The Garbage Collector Daemon runs through the cache files regularly, usually one or more times a day. It starts automatically by the same script that starts the proxy server. You can choose up to three garbage collection times a day. Once a day is sufficient if you have a large cache that doesn't fill up quickly. If you have a small cache or a busy server that caches a lot of documents, you should set the garbage collector to run three times a day.

Every 20 minutes the garbage collector checks if garbage collection is needed (the cache is about to overflow) and starts garbage collection only if it is needed (but it always runs at the times you specify). The cache directory can become full if the proxy is busy and caches a lot of files or if the cache is too small for the number of documents the proxy is configured to cache.

How Garbage Collection Works

When the garbage collector runs, it reads in information for files in the cache directory and uses it to determine which files to remove. Specifically, it looks at

  • how long it took to transfer the document from the remote server

  • how much time has elapsed since the file was last refreshed or had an up-to-date check

This generally means that larger files stay in the cache longer, providing quicker response times when a client requests the document. It also means that older documents are removed before newer ones.

Garbage Collector Process Priority

The garbage collector can be run as a low priority process. You can specify a priority (nice) value—the larger the nice value, the lower the priority. Zero means normal priority, 39 lowest priority.


Caution: If you have a busy CPU and you set a low priority (you use a high nice value), garbage collection might not run as scheduled. In this case, use the normal priority (zero).

If garbage collection never runs (that is, the CPU never gives the process any cycles because the process has too low of a priority), the garbage collector daemon forces a garbage collection at normal priority.

Emergency Garbage Collection

The garbage collector will run immediately if the filesystem is full. This happens if the cache root is on a shared filesystem and other applications fill up the disk space.

Using the pstats Utility

The Netscape Proxy Server has a log analyzer utility that collects data from the proxy access log file. This utility produces output that can help you determine the proxy's performance and fine-tune the number of processes the proxy needs, and that can suggest an optimal cache size.

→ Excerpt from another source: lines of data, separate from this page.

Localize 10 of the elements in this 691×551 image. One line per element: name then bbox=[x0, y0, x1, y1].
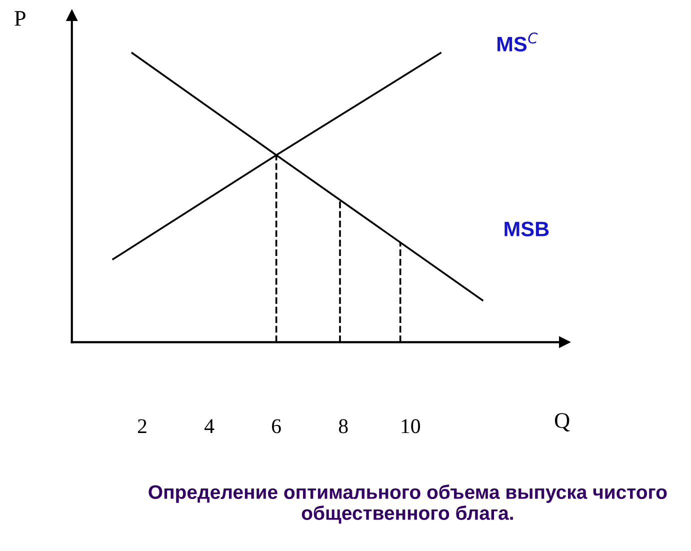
text: MSB bbox=[504, 222, 549, 236]
x-tick-label: 2 bbox=[138, 419, 146, 434]
x-tick-label: 8 bbox=[338, 419, 348, 434]
y-axis-title: P bbox=[14, 11, 26, 26]
x-axis-title: Q bbox=[554, 413, 570, 432]
x-tick-label: 4 bbox=[204, 419, 214, 434]
x-tick-label: 6 bbox=[272, 419, 281, 434]
x-tick-label: 10 bbox=[402, 419, 420, 434]
text: MS$^{C}$ bbox=[497, 32, 538, 52]
text: Определение оптимального объема выпуска чистого общественного блага. bbox=[148, 484, 667, 524]
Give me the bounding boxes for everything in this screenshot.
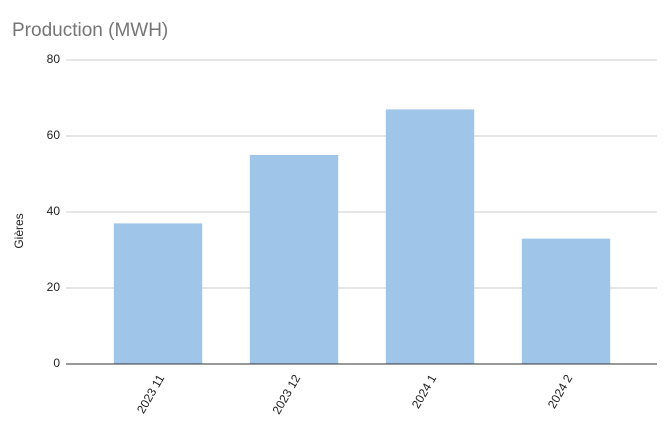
bar (385, 109, 475, 365)
x-tick-label: 2023 11 (134, 372, 168, 416)
y-tick-label: 20 (47, 280, 61, 294)
y-axis-label: Gières (12, 213, 26, 248)
x-tick-label: 2023 12 (270, 372, 304, 417)
x-tick-label: 2024 1 (409, 372, 440, 411)
y-tick-label: 40 (47, 204, 61, 218)
y-tick-label: 0 (53, 356, 60, 370)
bar (521, 238, 611, 364)
x-tick-label: 2024 2 (545, 372, 576, 411)
chart-title: Production (MWH) (12, 20, 168, 41)
bar (249, 155, 339, 364)
y-tick-label: 80 (47, 52, 61, 66)
y-tick-label: 60 (47, 128, 61, 142)
bar (113, 223, 203, 364)
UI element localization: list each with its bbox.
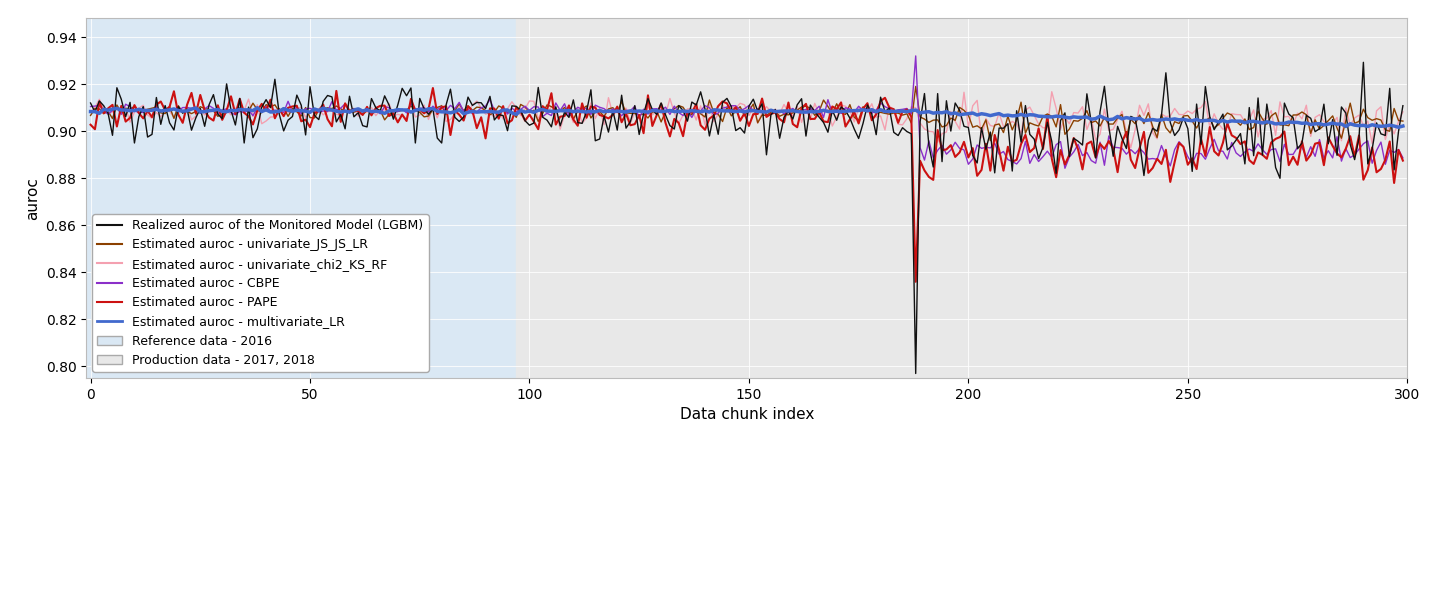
Y-axis label: auroc: auroc: [24, 177, 40, 220]
Bar: [517, 18, 1412, 378]
Legend: Realized auroc of the Monitored Model (LGBM), Estimated auroc - univariate_JS_JS: Realized auroc of the Monitored Model (L…: [92, 214, 428, 372]
X-axis label: Data chunk index: Data chunk index: [679, 407, 814, 423]
Bar: [86, 18, 517, 378]
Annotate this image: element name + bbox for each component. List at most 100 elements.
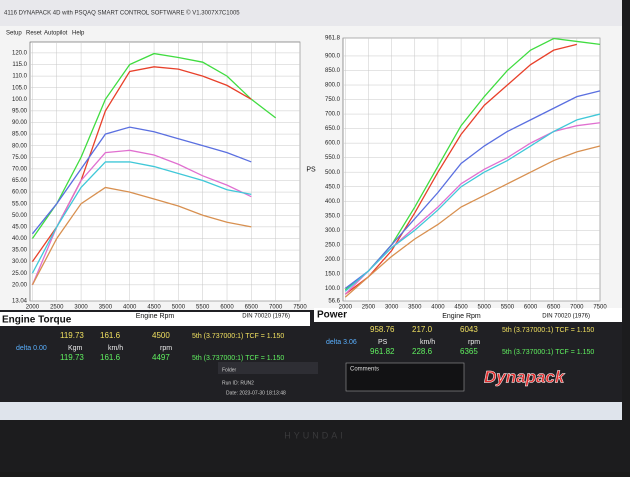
x-tick-label: 4500 — [147, 305, 161, 311]
y-tick-label: 70.00 — [12, 166, 28, 172]
x-axis-label: Engine Rpm — [442, 313, 481, 320]
y-tick-label: 80.00 — [12, 143, 28, 149]
info-box — [218, 362, 318, 374]
title-bar — [0, 0, 622, 26]
readout-value: 958.76 — [370, 325, 395, 334]
x-tick-label: 6000 — [524, 305, 538, 311]
date: Date: 2023-07-30 18:13:48 — [226, 390, 286, 396]
run-id: Run ID: RUN2 — [222, 380, 254, 386]
x-tick-label: 5500 — [196, 305, 210, 311]
y-tick-label: 56.6 — [328, 299, 340, 305]
y-tick-label: 75.00 — [12, 155, 28, 161]
x-tick-label: 3000 — [74, 305, 88, 311]
y-tick-label: 400.0 — [325, 199, 341, 205]
x-tick-label: 2000 — [339, 305, 353, 311]
unit: km/h — [420, 339, 435, 346]
y-tick-label: 750.0 — [325, 97, 341, 103]
menu-item[interactable]: Help — [72, 31, 85, 37]
x-tick-label: 2500 — [362, 305, 376, 311]
readout-value: 961.82 — [370, 347, 395, 356]
y-tick-label: 60.00 — [12, 190, 28, 196]
x-tick-label: 7500 — [593, 305, 607, 311]
y-tick-label: 20.00 — [12, 282, 28, 288]
y-tick-label: 700.0 — [325, 112, 341, 118]
window-title: 4116 DYNAPACK 4D with PSQAQ SMART CONTRO… — [4, 10, 240, 17]
y-tick-label: 200.0 — [325, 257, 341, 263]
x-tick-label: 2500 — [50, 305, 64, 311]
y-tick-label: 800.0 — [325, 83, 341, 89]
y-tick-label: 45.00 — [12, 224, 28, 230]
y-tick-label: 55.00 — [12, 201, 28, 207]
menu-item[interactable]: Setup — [6, 31, 22, 37]
unit: km/h — [108, 345, 123, 352]
x-tick-label: 3000 — [385, 305, 399, 311]
x-tick-label: 5000 — [478, 305, 492, 311]
menu-item[interactable]: Autopilot — [44, 31, 68, 37]
folder: Folder — [222, 367, 237, 373]
y-tick-label: 95.00 — [12, 108, 28, 114]
y-tick-label: 50.00 — [12, 213, 28, 219]
series-line — [344, 90, 601, 289]
y-tick-label: 961.8 — [325, 36, 341, 42]
x-tick-label: 4000 — [123, 305, 137, 311]
x-axis-label: Engine Rpm — [136, 313, 175, 320]
unit: rpm — [468, 339, 480, 346]
x-tick-label: 2000 — [26, 305, 40, 311]
readout-value: 6043 — [460, 325, 478, 334]
y-tick-label: 500.0 — [325, 170, 341, 176]
y-tick-label: 30.00 — [12, 259, 28, 265]
series-line — [344, 113, 601, 292]
y-tick-label: 40.00 — [12, 236, 28, 242]
x-tick-label: 7000 — [269, 305, 283, 311]
unit: PS — [378, 339, 388, 346]
y-tick-label: 900.0 — [325, 54, 341, 60]
readout-value: 119.73 — [60, 353, 84, 362]
comments-label: Comments — [350, 367, 379, 373]
delta: delta 3.06 — [326, 339, 357, 346]
series-line — [31, 126, 252, 235]
readout-value: 5th (3.737000:1) TCF = 1.150 — [502, 327, 594, 334]
monitor-brand: HYUNDAI — [284, 430, 346, 440]
x-tick-label: 7000 — [570, 305, 584, 311]
readout-value: 228.6 — [412, 347, 433, 356]
series-line — [31, 52, 277, 239]
readout-value: 5th (3.737000:1) TCF = 1.150 — [502, 349, 594, 356]
x-tick-label: 4000 — [431, 305, 445, 311]
plot-area — [29, 41, 301, 302]
y-tick-label: 300.0 — [325, 228, 341, 234]
y-tick-label: 115.0 — [12, 62, 27, 68]
y-tick-label: 13.04 — [12, 299, 28, 305]
y-tick-label: 120.0 — [12, 50, 28, 56]
menu-item[interactable]: Reset — [26, 31, 42, 37]
torque-header — [0, 312, 310, 326]
unit: Kgm — [68, 345, 83, 352]
x-tick-label: 3500 — [408, 305, 422, 311]
delta: delta 0.00 — [16, 345, 47, 352]
readout-value: 5th (3.737000:1) TCF = 1.150 — [192, 355, 284, 362]
y-tick-label: 110.0 — [12, 74, 27, 80]
y-tick-label: 350.0 — [325, 213, 341, 219]
readout-value: 217.0 — [412, 325, 433, 334]
readout-value: 6365 — [460, 347, 478, 356]
x-tick-label: 6000 — [220, 305, 234, 311]
y-axis-label: PS — [306, 166, 316, 173]
y-tick-label: 450.0 — [325, 184, 341, 190]
series-line — [31, 186, 252, 286]
readout-value: 161.6 — [100, 331, 121, 340]
x-tick-label: 3500 — [99, 305, 113, 311]
panel-title: Power — [317, 310, 347, 321]
series-line — [31, 161, 252, 274]
y-tick-label: 250.0 — [325, 242, 341, 248]
y-tick-label: 35.00 — [12, 248, 28, 254]
y-tick-label: 25.00 — [12, 271, 28, 277]
readout-value: 4497 — [152, 353, 170, 362]
y-tick-label: 600.0 — [325, 141, 341, 147]
x-tick-label: 4500 — [454, 305, 468, 311]
y-tick-label: 85.00 — [12, 132, 28, 138]
y-tick-label: 65.00 — [12, 178, 28, 184]
y-tick-label: 100.0 — [12, 97, 28, 103]
x-tick-label: 5500 — [501, 305, 515, 311]
comments-box[interactable] — [345, 362, 465, 392]
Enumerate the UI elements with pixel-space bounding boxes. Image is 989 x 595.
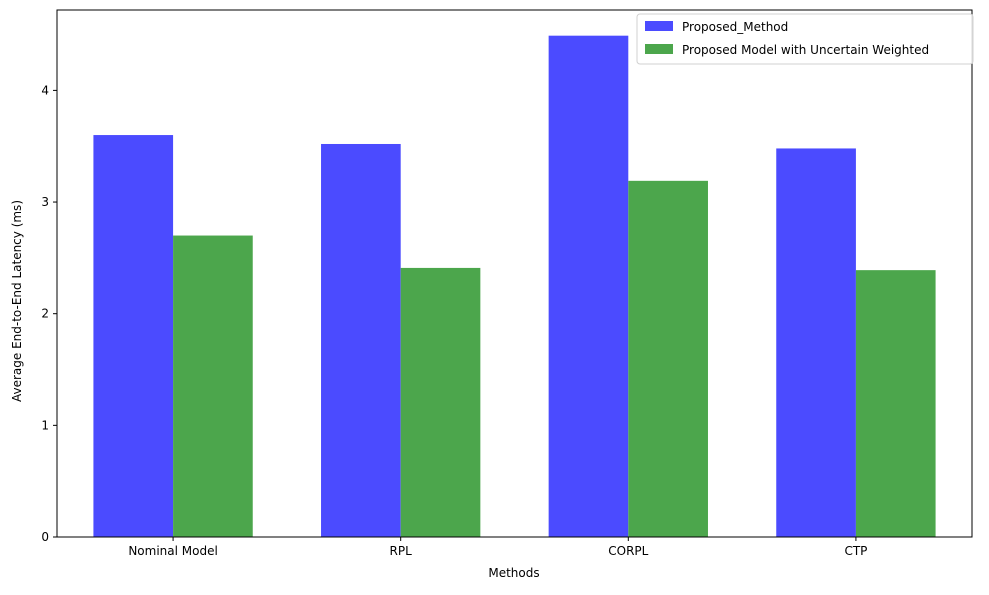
ticks-layer: 0 1 2 3 4 Nominal Model RPL CORPL CTP bbox=[41, 83, 867, 558]
x-tick-label-3: CTP bbox=[844, 544, 867, 558]
bar-uncertain-weighted-2 bbox=[628, 180, 708, 537]
y-tick-label-2: 2 bbox=[41, 307, 49, 321]
y-tick-label-4: 4 bbox=[41, 83, 49, 97]
bar-uncertain-weighted-3 bbox=[855, 270, 936, 537]
y-tick-label-3: 3 bbox=[41, 195, 49, 209]
legend-frame bbox=[636, 13, 974, 65]
x-axis-label: Methods bbox=[488, 566, 539, 580]
legend-swatch-uncertain-weighted bbox=[645, 44, 673, 54]
bars-layer bbox=[93, 35, 936, 538]
bar-proposed-method-3 bbox=[776, 148, 856, 537]
x-tick-label-0: Nominal Model bbox=[128, 544, 217, 558]
legend-swatch-proposed-method bbox=[645, 21, 673, 31]
legend: Proposed_Method Proposed Model with Unce… bbox=[636, 13, 974, 65]
bar-proposed-method-1 bbox=[321, 143, 401, 538]
bar-proposed-method-2 bbox=[548, 35, 629, 538]
bar-uncertain-weighted-0 bbox=[173, 235, 253, 538]
y-tick-label-1: 1 bbox=[41, 418, 49, 432]
bar-proposed-method-0 bbox=[93, 135, 174, 538]
y-tick-label-0: 0 bbox=[41, 530, 49, 544]
plot-frame bbox=[56, 9, 973, 538]
x-tick-label-1: RPL bbox=[390, 544, 413, 558]
x-tick-label-2: CORPL bbox=[608, 544, 648, 558]
legend-label-proposed-method: Proposed_Method bbox=[682, 20, 788, 34]
y-axis-label: Average End-to-End Latency (ms) bbox=[10, 200, 24, 402]
legend-label-uncertain-weighted: Proposed Model with Uncertain Weighted bbox=[682, 43, 929, 57]
axes-layer bbox=[56, 9, 973, 538]
bar-uncertain-weighted-1 bbox=[400, 267, 481, 537]
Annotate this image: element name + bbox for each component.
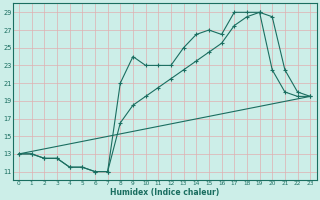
X-axis label: Humidex (Indice chaleur): Humidex (Indice chaleur) <box>110 188 219 197</box>
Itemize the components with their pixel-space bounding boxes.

The pstats utility is in [ServerRoot]/utils. You specify the access log name as a parameter (the log must be in the extended log file format):

utils/pstats logs/access

Interpreting the pstats Output

The output of pstats displays

  • Two different transfer time diagrams. The first lists the percentage of requests finished in each service time category (in seconds). The second lists the percentage of the requests completed by a certain maximum service time.

  • Status codes returned by the remote server and to the client. Because a client can interrupt the connection before the transfer is complete, the two numbers of status codes don't necessarily exactly match the number of bytes transferred in each direction.

  • Requests and connections. This is the number of times the proxy was able to send a document from the cache instead of from the remote server. The higher this number is the more efficient the proxy is because it doesn't have to access the remote server and use valuable network time.

  • Cache performance report. This lists detailed cache information such as the number of documents retrieved from the cache and from remote servers.

  • Transfer time report. This is the number of seconds the proxy takes to transfer documents.

Number of Server Processes

The transfer time report is important when determining how many processes the proxy should use (specified by Server Processes in the Configuration form or specified with the MaxProcs directive in magnus.conf).

Average transaction time is the actual time that one server process is busy on average with a single request. This number should be used when determining how many server processes are needed.

The other figures do not take errors into account, and give only the perceived response time to the user, not the actual time that server resources were bound to servicing the entire load of incoming requests.